In colonna si parte per Trento e con altri dell’Orta il giorno dopo sempre in colonna, con i mezzi si va a Roma caserma Cecchignola. Si riparte destinazione Caserta e il successivo si arriva a destinazione. Per molti versi è stato un vero campo, tenda, sacco a pelo, cucina da campo, acqua calda mai vista ma freddo e tutto quello che si può immaginare vista la situazione. Passano i due mesi ma non si rientra a Bolzano, ci viene data una licenza di 5+2 ed in mimetica, zaino a spalle, senza soldi in tasca all’avventura si va a casa. Immaginate le persone che ci incontravano…. Avevamo vent’anni, eravamo spavaldi ma quando in distanza vedemmo i carabinieri all’esterno della stazione di Roma gambe in spalla. In ogni caso, di questa esperienza mi porto anche bei ricordi. Ricordo di persone alle quali sembrava tutto dovuto anche se in paese eravamo ben voluti ma, erano molte di più quelle che, finita la giornata di lavoro (noi si lavorava per ditte civili) andavi fuori dal centro a portare via macerie, buttare giù un muro pericolante, una camionata di ghiaia, e dalle cascine sentivi dire “è pronto da mangiare” era il più bel Grazie.

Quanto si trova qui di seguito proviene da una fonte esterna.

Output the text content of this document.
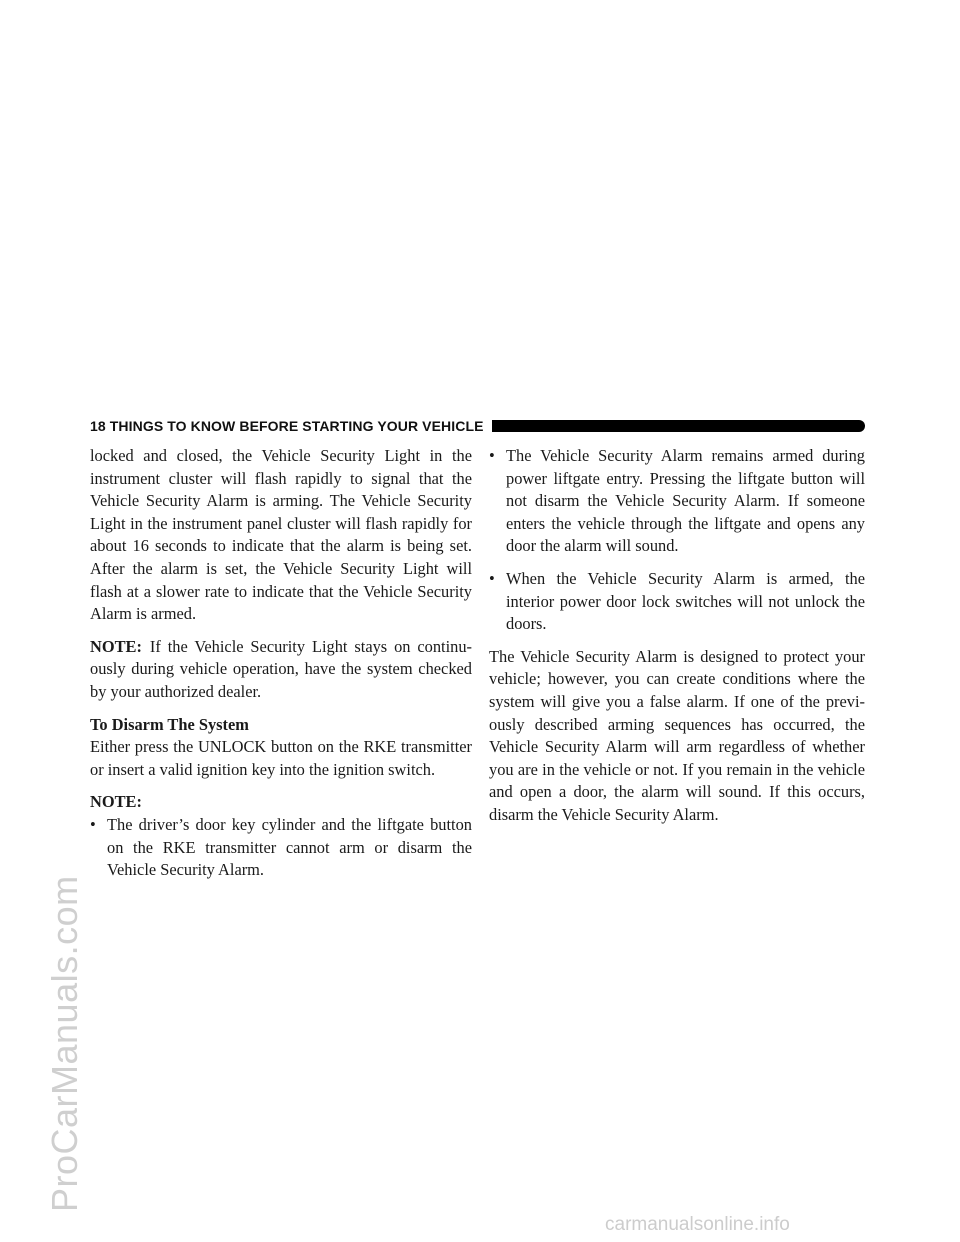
ProCarManuals.com
18 THINGS TO KNOW BEFORE STARTING YOUR VEHICLE

locked and closed, the Vehicle Security Light in the instrument cluster will flash rapidly to signal that the Vehicle Security Alarm is arming. The Vehicle Security Light in the instrument panel cluster will flash rapidly for about 16 seconds to indicate that the alarm is being set. After the alarm is set, the Vehicle Security Light will flash at a slower rate to indicate that the Vehicle Security Alarm is armed.

NOTE: If the Vehicle Security Light stays on continu-ously during vehicle operation, have the system checked by your authorized dealer.

To Disarm The System

Either press the UNLOCK button on the RKE transmitter or insert a valid ignition key into the ignition switch.

NOTE:
• The driver’s door key cylinder and the liftgate button on the RKE transmitter cannot arm or disarm the Vehicle Security Alarm.
• The Vehicle Security Alarm remains armed during power liftgate entry. Pressing the liftgate button will not disarm the Vehicle Security Alarm. If someone enters the vehicle through the liftgate and opens any door the alarm will sound.
• When the Vehicle Security Alarm is armed, the interior power door lock switches will not unlock the doors.

The Vehicle Security Alarm is designed to protect your vehicle; however, you can create conditions where the system will give you a false alarm. If one of the previ-ously described arming sequences has occurred, the Vehicle Security Alarm will arm regardless of whether you are in the vehicle or not. If you remain in the vehicle and open a door, the alarm will sound. If this occurs, disarm the Vehicle Security Alarm.

carmanualsonline.info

Due furono i momenti più brutti. Il primo è stato quando anche se a distanza di mesi, una sera mentre eravamo al bar, ci fu una forte scossa di terremoto ma non capii cosa stava succedendo (ne ho sentite due o tre) e la seconda mentre portando via delle macerie in paese si sentii un puzzo tremendo. Ci bloccarono i lavori pensando che ci fosse qualche persona ma fortunatamente erano solo dei cani. Caloroso fu il ringraziamento delle persone del posto con le quali si era instaurato un rapporto di amicizia quando agli inizi di Agosto ci dissero che saremmo ritornati al corpo.
Licenza e poi si riparte per la Base Logistica al Passo del Tonale. Caserma di quaranta persone docce al piano con i miscelatori, mensa come ristorante, libera uscita fino alle 24 in caserma con le scarpe da ginnastica insomma non si stava neanche male…Bene siamo giunti all’Ordinaria, si rientra si consegna il tutto e “ALL’ ALBA SIAM BORGHESI”. Ci si saluta con il congedo in mano e si ritorna in stazione a Bolzano per l’ultima volta.
Non ho fatto troppa vita di caserma e ne sono contento, ho lavorato e il mio periodo di Naja è servito forse ad aiutare persone alle quali vedendo cosa era successo “ci siam detti ma dove ci han mandato”.